Theatre review: LOVEBites (The Seymour)

In Arts, Brag 339 (November 23), Performance/Dance, Theatre Reviews on November 23, 2009 at 1:28 pm

From left to right: Amelia Cormack, David Harris, Sophia Ragavelas and James Millar, in LOVEBites.
Seymour Centre
Runs till December 5, 2009

The setup: a pianist bangs out jaunty show tunes and four performers with lapel-mics strut around stage singing songs documenting the adventures-in-love of a collection of disparate characters.

The four performers are excellent singers and dancers; the choreography was tight. The projections felt token (and unacceptably reminiscent of Microsoft clip-art) and the music sounded (to my ears) like an episode of Playschool, but the audience seemed to be enjoying it. As a whole, LOVEBites was well executed, which means I can focus my criticism on the work itself.

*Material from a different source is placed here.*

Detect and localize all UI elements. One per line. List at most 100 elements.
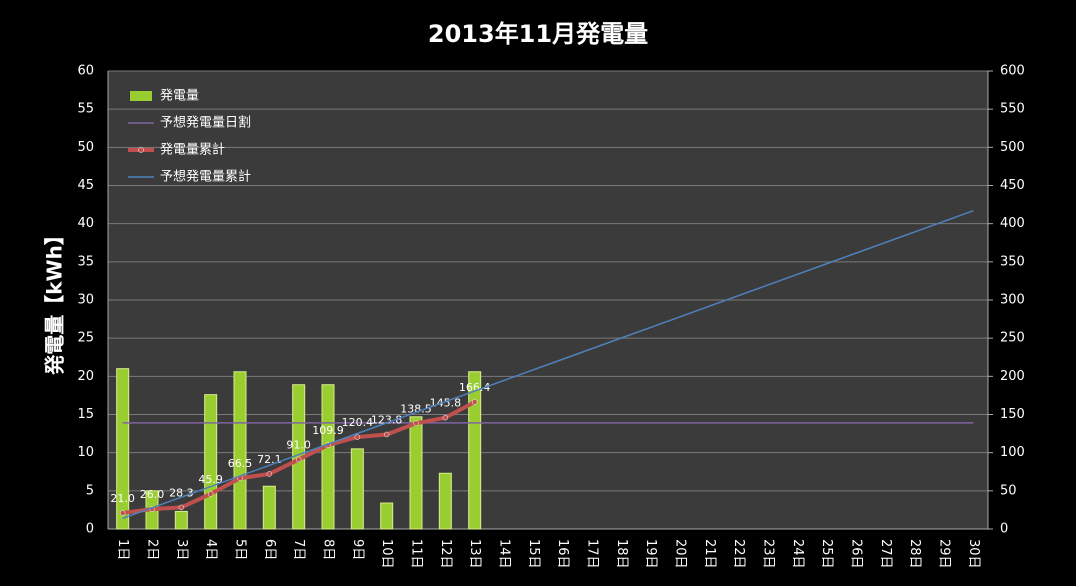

With no overarching narrative or characters, LOVEBites is a series of gags, and the gags are crap. The degree to which the script relies on profanities to get a chuckle from the audience is depressing (‘The Story of Annie Pluck’ is a particularly tedious journey through the land of a single punchline) and the pop-culture references (Facebook, George Orwell, Hollywood) are ham-fisted and awkward. Lines like ‘The Captain switches off the fasten seatbelt sign / To my delight she slips into the toilet midflight’ do not make for catchy choruses.

Maybe the genre doesn’t allow for subtlety, but I got pretty weary of every twist and turn of the story being shadowed so closely by the music. If someone’s sad, the music is sombre; if they’re happy, the music is jaunty. If there’s a punchline on its way, there’s a pause for the performer to turn and wink at the audience. You can more or less ignore the singers completely and you’ll still know exactly when to laugh. Surely it’s possible to use the music and lyrics to counter and comment on each other, rather than mirroring each other exactly?

Finally, a simple request: if a script ever calls for you to orgasm, please do it convincingly. A hasty ‘Ooh. Ooh. Ngg.’ while running your hand up and down your leg just doesn’t cut it.